Here are some examples to back these statements.
- bioMASONS has created a biological cement that has little to no carbon emissions. The technology uses bacteria that alter the pH balance of the surrounding material. This allows calcium carbonate to bind the materials together. This process is how microorganisms make coral reefs.
- Biomimicry is applied to seawalls in the coastal town of Blackpool. The step-wall imitates the natural sand dunes which helps reduce the force of the waves.
- The palm leaf pattern is also commonly replicated in buildings. The zig-zag pattern and the fan shape of the leaf are often seen in large buildings.
This pattern helps facilitate rainwater passage and also helps ease building maintenance.
In the world of interior designing, biomimicry can be as simple as painting the walls with nature’s colors. Biophilia, or the human’s innate tendency to love things from nature, makes biomimetics necessary.
One of the easiest and quickest ways to apply the concept in your homes is with plants. Being surrounded by greenery is a foolproof way to reduce your stress.
But bringing a real tree into your home may not always be possible. Here, you can substitute your interior design with artificial tropical trees for a touch of biophilia.
A fake indoor palm tree will transport you straight to the emotions of a beach vacation. Though fake, the natural-looking foliage will help calm your mood.
The following is are examples of biomimicry in interior designing.
- Bioluminescence is usually found deep in the ocean where light can’t penetrate. But this concept is being proposed as an energy-saving way to light interiors ever since the glow-in-the-dark rabbits debuted in 2013.
- The Bartlett School of Architecture has created tiles that can remove heavy metals and toxic dyes from water. The Indus tiles are inlaid with algae in the form of a hydrogel. This can filter harmful substances. These tiles can be applied in places with polluted water sources.
- Biomimicry can also be applied to landscape designing. This practice highlights the purpose a plant serves.
For example, why would you have fake palm trees for the pool area as opposed to a rose bush? The palm can act as a sunshade. Leaves don’t fall from the tree either, which reduces the effort needed for maintenance.
The fashion industry takes responsibility for 10% of human carbon emissions. Fast fashion also does nothing to solve the waste management crisis. This is why sustainability is vital in fashion.
Fabric inspiration is taken from nature to make waterproof and heat-retaining fabrics. In some instances, designs are also modeled after nature to produce unique clothes.
Here are some examples where fashion benefitted from nature.
- We’re all well-socialized with raincoats and how they repel water. Did you know the concept used here is called the ‘Lotus Effect’? This gives fabric self-cleaning properties and also makes it impervious to water.
- A fabric that turned heads at the Sydney Olympics was Speedo’s Fastskin line of swimsuits. This fabric mimics the skin of a shark. The sandpaper-like texture reduces drag in water leading to better performance.

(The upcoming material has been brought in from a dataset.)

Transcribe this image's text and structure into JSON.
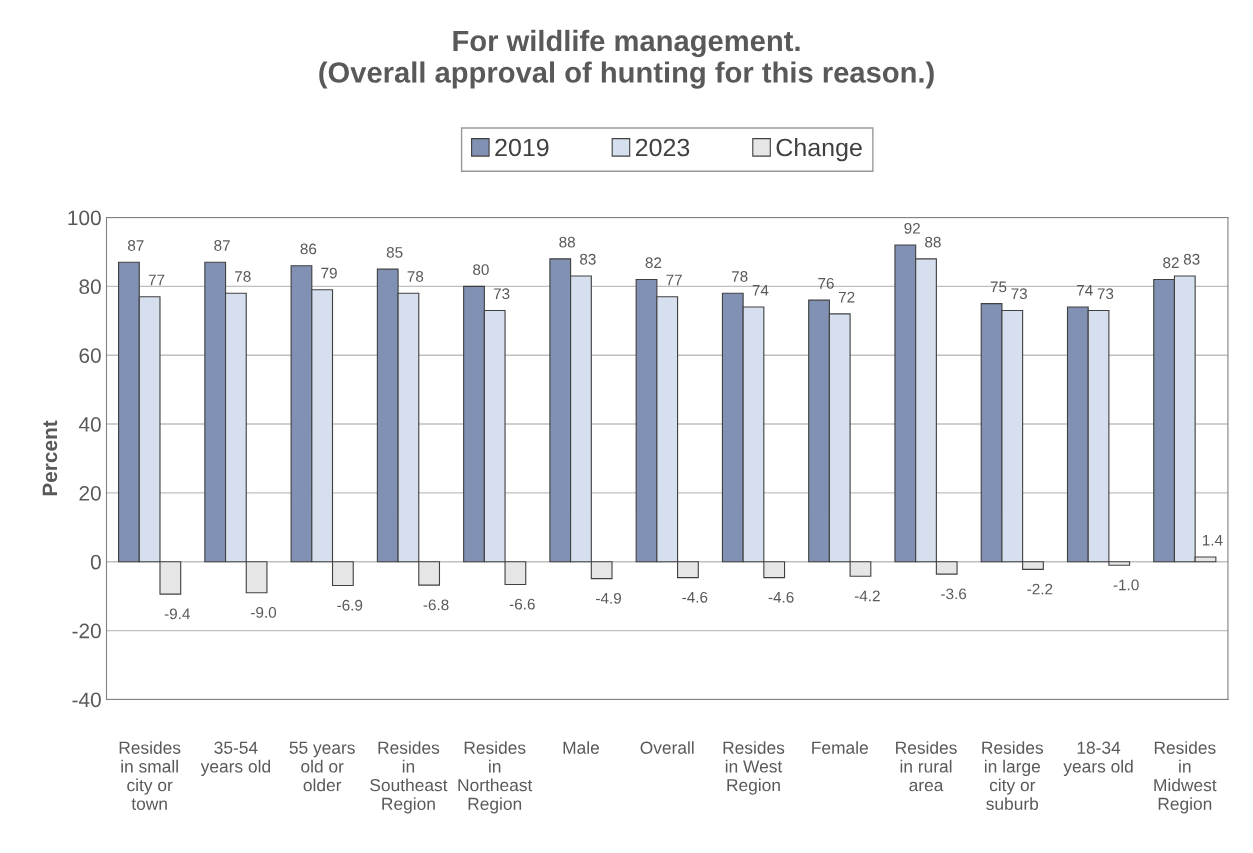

- Algalife fiber is a good example of how biomimicry can help improve wearer and environmental health. Using only water and the sun, the fibers are created with minimal resource consumption. It is also a zero-waste fabric as it is fully biodegradable.
One of the easiest ways to adopt biomimicry into your life is with plants. Introduce faux plants into your homes to improve your mental health.